Newbook, a reservation and park management system provider, hosted an invitation-only Outdoor Hospitality Innovators Summit on Monday (Nov. 6) that featured a look at trends and “vital ingredients” to improving businesses in the outdoor hospitality industry.
The event was hosted during OHI’s Outdoor Hospitality Conference & Expo (OHCE) in Kansas City, Mo. National ARVC rebranded to OHI this morning (Nov. 7), you can read more about the change by clicking here.
Shaun Cornelius, Newbook’s CEO, kicked things off by tackling some of the objectives of the event. He noted that “most industries don’t go through change and disruption in a positive way like the outdoor hospitality industry.”
Blake Burris, a senior account executing at Newbook, MC’d the event, and Blake Collins, the company’s chief growth officer, presented the first seminar and noted that the entire event was going to focus on four major trends in the industry:
Collins highlighted some interesting statistics when it came to the traveler of the future. He started things off with a look at traveler profiles noting the differences between generations.
“COVID changed the meaning of travel,” Collins noted. “It is all about connection. Campers want experiences, they want to connect with nature, they want to feel as part of a community, they want multi-generational travel and they want to feel as though they are a part of the culture where they are staying.”
From a technology perspective, Collins noted that travelers want mobile integrations and trip alerts, self-service check-in and -out, contactless payments and a website that offers an updated booking experience.
Collins dove a little deeper into traveler demographics with a look at the top three travelers of the future, including the Glamper/Lux Traveler, the Young/Active Traveler and the Sustainable Traveler.
The Glamper/Lux Traveler: 50% of these travelers are between the ages of 28-42 years old. They make $100,000-plus on an annual basis, 78% have children at home (44% are campers), 70% prefer 3-5 night stays, 35% are impacted by inflation and gas prices, and 100% of these travelers are willing to travel more than 100 miles.
“46% of these travelers are looking at cabins and 58% of all glampers are Millennials,” noted Collins. “Research has shown that these types of campers will spend 45% at local businesses while camping when compared to other campers.”
Young Active Traveler: 61% make less than $50,000 annually and 46% receive financial support from their parents to travel. 70% rate sightseeing as their No. 1 activity and feel that traveling is good for their mental health. They are also the No. 1 segment to rent vehicles and equipment, like boats.
“In 2022, 53% of this group completed three-plus trips and 83% of these travelers will reduce non-essential spending to travel,” Collins explained. “84% would rather spend money on travel than other luxury items.”
The Sustainable Traveler: 31% of the revenue in this segment comes from Millennials and 60% of these travelers are looking to book directly with a park. They are the most likely to volunteer and 44% of the revenue from this group comes from packages they can book for travel experiences.
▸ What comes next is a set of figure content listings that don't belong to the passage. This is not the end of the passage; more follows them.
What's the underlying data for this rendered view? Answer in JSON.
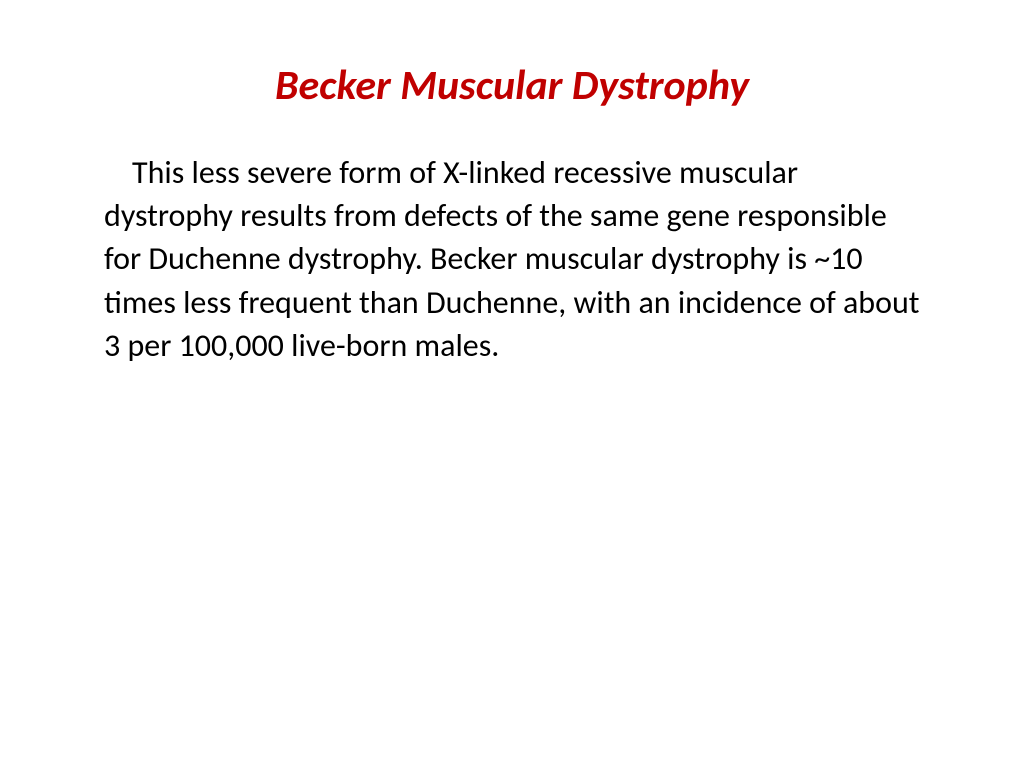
{
  "slide": {
    "title": "Becker Muscular Dystrophy",
    "body": "This less severe form of X-linked recessive muscular dystrophy results from defects of the same gene responsible for Duchenne dystrophy. Becker muscular dystrophy is ~10 times less frequent than Duchenne, with an incidence of about 3 per 100,000 live-born males.",
    "title_color": "#c00000",
    "title_fontsize": 42,
    "body_color": "#000000",
    "body_fontsize": 32,
    "background_color": "#ffffff"
  }
}
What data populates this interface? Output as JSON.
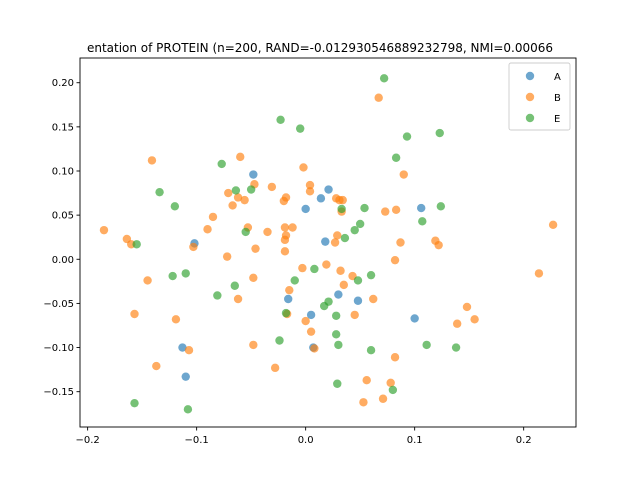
{
  "chart_data": {
    "type": "scatter",
    "title": "entation of PROTEIN (n=200, RAND=-0.012930546889232798, NMI=0.00066",
    "xlabel": "",
    "ylabel": "",
    "xlim": [
      -0.207,
      0.248
    ],
    "ylim": [
      -0.19,
      0.228
    ],
    "xticks": [
      -0.2,
      -0.1,
      0.0,
      0.1,
      0.2
    ],
    "xtick_labels": [
      "−0.2",
      "−0.1",
      "0.0",
      "0.1",
      "0.2"
    ],
    "yticks": [
      -0.15,
      -0.1,
      -0.05,
      0.0,
      0.05,
      0.1,
      0.15,
      0.2
    ],
    "ytick_labels": [
      "−0.15",
      "−0.10",
      "−0.05",
      "0.00",
      "0.05",
      "0.10",
      "0.15",
      "0.20"
    ],
    "grid": false,
    "legend_position": "top-right",
    "series": [
      {
        "name": "A",
        "color": "#1f77b4",
        "points": [
          [
            -0.102,
            0.018
          ],
          [
            -0.048,
            0.096
          ],
          [
            0.0,
            0.057
          ],
          [
            0.014,
            0.069
          ],
          [
            0.021,
            0.079
          ],
          [
            0.018,
            0.02
          ],
          [
            0.106,
            0.058
          ],
          [
            -0.016,
            -0.045
          ],
          [
            0.03,
            -0.04
          ],
          [
            0.048,
            -0.047
          ],
          [
            0.005,
            -0.063
          ],
          [
            0.007,
            -0.1
          ],
          [
            -0.113,
            -0.1
          ],
          [
            -0.11,
            -0.133
          ],
          [
            0.1,
            -0.067
          ]
        ]
      },
      {
        "name": "B",
        "color": "#ff7f0e",
        "points": [
          [
            0.067,
            0.183
          ],
          [
            -0.141,
            0.112
          ],
          [
            -0.06,
            0.116
          ],
          [
            -0.002,
            0.104
          ],
          [
            -0.047,
            0.085
          ],
          [
            -0.031,
            0.082
          ],
          [
            0.004,
            0.084
          ],
          [
            0.004,
            0.077
          ],
          [
            -0.071,
            0.075
          ],
          [
            -0.062,
            0.07
          ],
          [
            -0.056,
            0.067
          ],
          [
            -0.067,
            0.061
          ],
          [
            -0.02,
            0.066
          ],
          [
            -0.018,
            0.07
          ],
          [
            0.028,
            0.069
          ],
          [
            0.031,
            0.067
          ],
          [
            0.034,
            0.067
          ],
          [
            0.033,
            0.054
          ],
          [
            0.09,
            0.096
          ],
          [
            0.083,
            0.056
          ],
          [
            0.073,
            0.054
          ],
          [
            -0.085,
            0.048
          ],
          [
            -0.09,
            0.034
          ],
          [
            -0.053,
            0.036
          ],
          [
            -0.035,
            0.031
          ],
          [
            -0.019,
            0.036
          ],
          [
            -0.012,
            0.036
          ],
          [
            -0.018,
            0.027
          ],
          [
            -0.019,
            0.022
          ],
          [
            0.029,
            0.027
          ],
          [
            0.027,
            0.019
          ],
          [
            -0.185,
            0.033
          ],
          [
            -0.164,
            0.023
          ],
          [
            -0.16,
            0.017
          ],
          [
            -0.103,
            0.014
          ],
          [
            -0.046,
            0.012
          ],
          [
            -0.072,
            0.003
          ],
          [
            -0.019,
            0.009
          ],
          [
            -0.003,
            -0.01
          ],
          [
            0.019,
            -0.006
          ],
          [
            0.032,
            -0.013
          ],
          [
            0.043,
            -0.019
          ],
          [
            0.035,
            -0.029
          ],
          [
            0.087,
            0.019
          ],
          [
            0.119,
            0.021
          ],
          [
            0.122,
            0.016
          ],
          [
            0.227,
            0.039
          ],
          [
            0.082,
            -0.001
          ],
          [
            -0.145,
            -0.024
          ],
          [
            -0.048,
            -0.021
          ],
          [
            -0.015,
            -0.035
          ],
          [
            -0.062,
            -0.045
          ],
          [
            0.062,
            -0.045
          ],
          [
            0.148,
            -0.054
          ],
          [
            0.155,
            -0.068
          ],
          [
            0.139,
            -0.073
          ],
          [
            -0.157,
            -0.062
          ],
          [
            -0.119,
            -0.068
          ],
          [
            -0.017,
            -0.062
          ],
          [
            0.0,
            -0.07
          ],
          [
            0.005,
            -0.082
          ],
          [
            0.045,
            -0.063
          ],
          [
            -0.048,
            -0.097
          ],
          [
            0.008,
            -0.101
          ],
          [
            -0.107,
            -0.103
          ],
          [
            0.082,
            -0.111
          ],
          [
            -0.137,
            -0.121
          ],
          [
            -0.028,
            -0.123
          ],
          [
            0.056,
            -0.137
          ],
          [
            0.078,
            -0.14
          ],
          [
            0.053,
            -0.162
          ],
          [
            0.071,
            -0.158
          ],
          [
            0.214,
            -0.016
          ]
        ]
      },
      {
        "name": "E",
        "color": "#2ca02c",
        "points": [
          [
            0.072,
            0.205
          ],
          [
            -0.023,
            0.158
          ],
          [
            -0.005,
            0.148
          ],
          [
            0.123,
            0.143
          ],
          [
            0.093,
            0.139
          ],
          [
            0.083,
            0.115
          ],
          [
            -0.077,
            0.108
          ],
          [
            -0.134,
            0.076
          ],
          [
            -0.064,
            0.078
          ],
          [
            -0.05,
            0.079
          ],
          [
            -0.12,
            0.06
          ],
          [
            0.033,
            0.057
          ],
          [
            0.054,
            0.058
          ],
          [
            0.124,
            0.06
          ],
          [
            0.107,
            0.043
          ],
          [
            0.05,
            0.04
          ],
          [
            0.045,
            0.033
          ],
          [
            0.036,
            0.024
          ],
          [
            -0.055,
            0.031
          ],
          [
            -0.155,
            0.017
          ],
          [
            -0.11,
            -0.016
          ],
          [
            -0.122,
            -0.019
          ],
          [
            -0.01,
            -0.024
          ],
          [
            0.008,
            -0.011
          ],
          [
            0.048,
            -0.024
          ],
          [
            0.06,
            -0.018
          ],
          [
            -0.065,
            -0.03
          ],
          [
            -0.081,
            -0.041
          ],
          [
            0.021,
            -0.048
          ],
          [
            0.017,
            -0.053
          ],
          [
            -0.018,
            -0.061
          ],
          [
            0.028,
            -0.064
          ],
          [
            0.028,
            -0.085
          ],
          [
            -0.024,
            -0.092
          ],
          [
            0.03,
            -0.097
          ],
          [
            0.06,
            -0.103
          ],
          [
            0.111,
            -0.097
          ],
          [
            0.138,
            -0.1
          ],
          [
            0.08,
            -0.148
          ],
          [
            0.029,
            -0.141
          ],
          [
            -0.157,
            -0.163
          ],
          [
            -0.108,
            -0.17
          ]
        ]
      }
    ]
  }
}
“73% believe that sustainable travel is important and 51% will choose an eco-property over another location,” highlighted Collins. “51% will pay more for a sustainable service.”
Once Collins was done breaking down traveler profiles, Erin Stevenson, the chief operations officer for Newbook, took the stage to highlight the guests’ journey through booking, staying and leaving a park.
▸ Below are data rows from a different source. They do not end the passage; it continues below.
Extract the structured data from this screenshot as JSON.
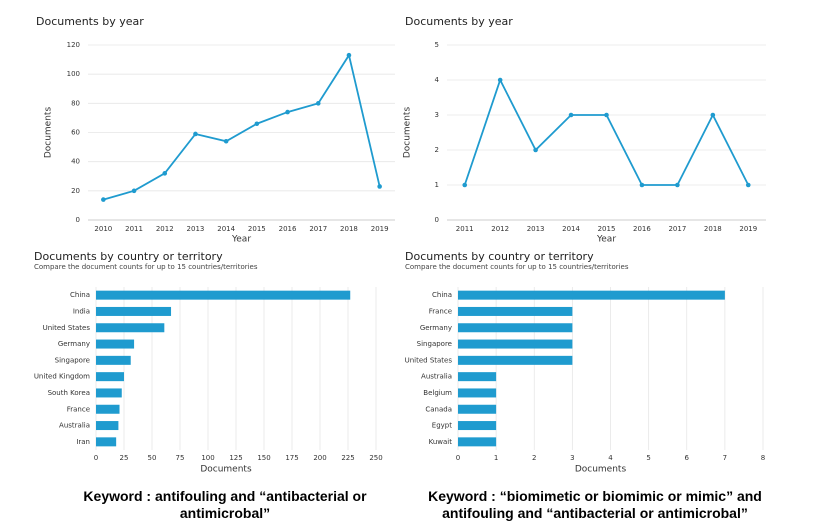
{
  "chart_data": [
    {
      "type": "line",
      "title": "Documents by year",
      "x_label": "Year",
      "y_label": "Documents",
      "categories": [
        "2010",
        "2011",
        "2012",
        "2013",
        "2014",
        "2015",
        "2016",
        "2017",
        "2018",
        "2019"
      ],
      "values": [
        14,
        20,
        32,
        59,
        54,
        66,
        74,
        80,
        113,
        23
      ],
      "color": "#1f9bcf",
      "ylim": [
        0,
        120
      ],
      "yticks": [
        0,
        20,
        40,
        60,
        80,
        100,
        120
      ],
      "grid": true
    },
    {
      "type": "line",
      "title": "Documents by year",
      "x_label": "Year",
      "y_label": "Documents",
      "categories": [
        "2011",
        "2012",
        "2013",
        "2014",
        "2015",
        "2016",
        "2017",
        "2018",
        "2019"
      ],
      "values": [
        1,
        4,
        2,
        3,
        3,
        1,
        1,
        3,
        1
      ],
      "color": "#1f9bcf",
      "ylim": [
        0,
        5
      ],
      "yticks": [
        0,
        1,
        2,
        3,
        4,
        5
      ],
      "grid": true
    },
    {
      "type": "bar",
      "horizontal": true,
      "title": "Documents by country or territory",
      "subtitle": "Compare the document counts for up to 15 countries/territories",
      "x_label": "Documents",
      "categories": [
        "China",
        "India",
        "United States",
        "Germany",
        "Singapore",
        "United Kingdom",
        "South Korea",
        "France",
        "Australia",
        "Iran"
      ],
      "values": [
        227,
        67,
        61,
        34,
        31,
        25,
        23,
        21,
        20,
        18
      ],
      "color": "#1f9bcf",
      "xlim": [
        0,
        250
      ],
      "xticks": [
        0,
        25,
        50,
        75,
        100,
        125,
        150,
        175,
        200,
        225,
        250
      ],
      "grid": true
    },
    {
      "type": "bar",
      "horizontal": true,
      "title": "Documents by country or territory",
      "subtitle": "Compare the document counts for up to 15 countries/territories",
      "x_label": "Documents",
      "categories": [
        "China",
        "France",
        "Germany",
        "Singapore",
        "United States",
        "Australia",
        "Belgium",
        "Canada",
        "Egypt",
        "Kuwait"
      ],
      "values": [
        7,
        3,
        3,
        3,
        3,
        1,
        1,
        1,
        1,
        1
      ],
      "color": "#1f9bcf",
      "xlim": [
        0,
        8
      ],
      "xticks": [
        0,
        1,
        2,
        3,
        4,
        5,
        6,
        7,
        8
      ],
      "grid": true
    }
  ],
  "captions": [
    "Keyword : antifouling and “antibacterial or antimicrobal”",
    "Keyword : “biomimetic or biomimic or mimic”  and antifouling and “antibacterial or antimicrobal”"
  ]
}
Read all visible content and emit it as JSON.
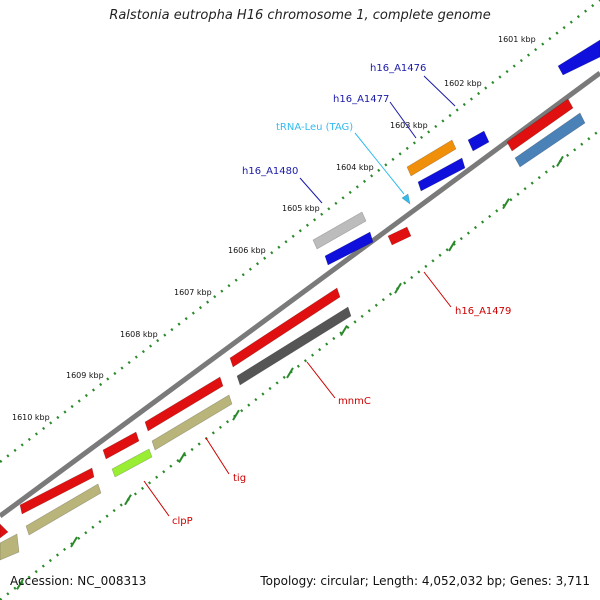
{
  "title": "Ralstonia eutropha H16 chromosome 1, complete genome",
  "footer": {
    "accession": "Accession: NC_008313",
    "topology": "Topology: circular; Length: 4,052,032 bp; Genes: 3,711"
  },
  "colors": {
    "backbone": "#7a7a7a",
    "ticks": "#2a8a2a",
    "red": "#e01010",
    "blue": "#1010dd",
    "orange": "#f0900a",
    "steelblue": "#4a82b8",
    "gray": "#bcbcbc",
    "darkgray": "#555555",
    "khaki": "#b8b47a",
    "lime": "#99ee33",
    "cyan": "#33bbee",
    "label_red": "#cc0000",
    "label_blue": "#1a1aaa",
    "label_cyan": "#33bbee"
  },
  "ticks": [
    "1601 kbp",
    "1602 kbp",
    "1603 kbp",
    "1604 kbp",
    "1605 kbp",
    "1606 kbp",
    "1607 kbp",
    "1608 kbp",
    "1609 kbp",
    "1610 kbp"
  ],
  "features": [
    {
      "id": "gene-a",
      "color": "red"
    },
    {
      "id": "gene-b",
      "color": "red"
    },
    {
      "id": "gene-c",
      "color": "red"
    },
    {
      "id": "gene-tig",
      "color": "red"
    },
    {
      "id": "gene-mnmC",
      "color": "red"
    },
    {
      "id": "gene-h16-A1479",
      "color": "red"
    },
    {
      "id": "gene-clpP",
      "color": "lime"
    },
    {
      "id": "gene-khaki-1",
      "color": "khaki"
    },
    {
      "id": "gene-khaki-2",
      "color": "khaki"
    },
    {
      "id": "gene-darkgray",
      "color": "darkgray"
    },
    {
      "id": "gene-h16-A1480",
      "color": "blue"
    },
    {
      "id": "gene-gray",
      "color": "gray"
    },
    {
      "id": "gene-h16-A1477",
      "color": "blue"
    },
    {
      "id": "gene-h16-A1476",
      "color": "blue"
    },
    {
      "id": "gene-orange",
      "color": "orange"
    },
    {
      "id": "gene-top-blue",
      "color": "blue"
    },
    {
      "id": "gene-top-red",
      "color": "red"
    },
    {
      "id": "gene-steelblue",
      "color": "steelblue"
    },
    {
      "id": "trna-leu",
      "color": "cyan"
    }
  ],
  "labels": {
    "h16_A1476": "h16_A1476",
    "h16_A1477": "h16_A1477",
    "trna_leu": "tRNA-Leu (TAG)",
    "h16_A1480": "h16_A1480",
    "h16_A1479": "h16_A1479",
    "mnmC": "mnmC",
    "tig": "tig",
    "clpP": "clpP"
  }
}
She highlighted numerous ways that parks can make booking easier, market their parks better and make more revenue through things like utilizing online travel agencies (OTAs), utilizing packages to attract travelers, charging pet and site lock fees, offering rentals and more.
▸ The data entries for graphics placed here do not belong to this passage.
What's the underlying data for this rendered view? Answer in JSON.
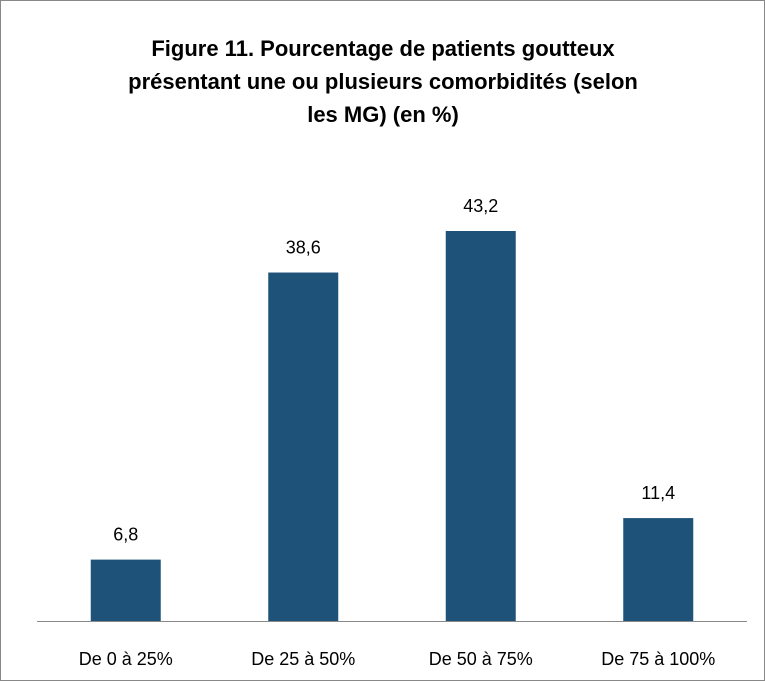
{
  "chart_data": {
    "type": "bar",
    "title": [
      "Figure 11. Pourcentage de patients goutteux",
      "présentant une ou plusieurs comorbidités (selon",
      "les MG) (en %)"
    ],
    "categories": [
      "De 0 à 25%",
      "De 25 à 50%",
      "De 50 à 75%",
      "De 75 à 100%"
    ],
    "values": [
      6.8,
      38.6,
      43.2,
      11.4
    ],
    "value_labels": [
      "6,8",
      "38,6",
      "43,2",
      "11,4"
    ],
    "color": "#1f5278"
  }
}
She highlighted that guests have short attention spans, so it is important to capture their attention with good images and content. She also encouraged park owners to utilize campers’ own social media posts.
“Get them to tag you in it so you can reshare it,” Stevenson said. “Others feel that the content is more trustworthy and authentic when it comes from someone that has used your service, and this can create a sense of community and offer real-time updates as well.”
After a lunch break, NewBook continued its event with an afternoon of panels that focused on hiring, acquisitions, revenue management, tech innovations and more.
Jon Gould, director of business development & strategy at Roots Management Group; Scott Knepp, director of operations at IVEE; Mike Harrison, COO at CRR Hospitality; and Carl Kruell, an investment specialist, took part in the first panel.
The second panel featured Delana Meyer, CMO at Blue Water; Kathleen Walsh, president and CEO of Advanced Outdoor Solutions; Amir Harpaz, developer and operator of Harp Developments; and Claudia Infante, chief data officer at Margaritaville.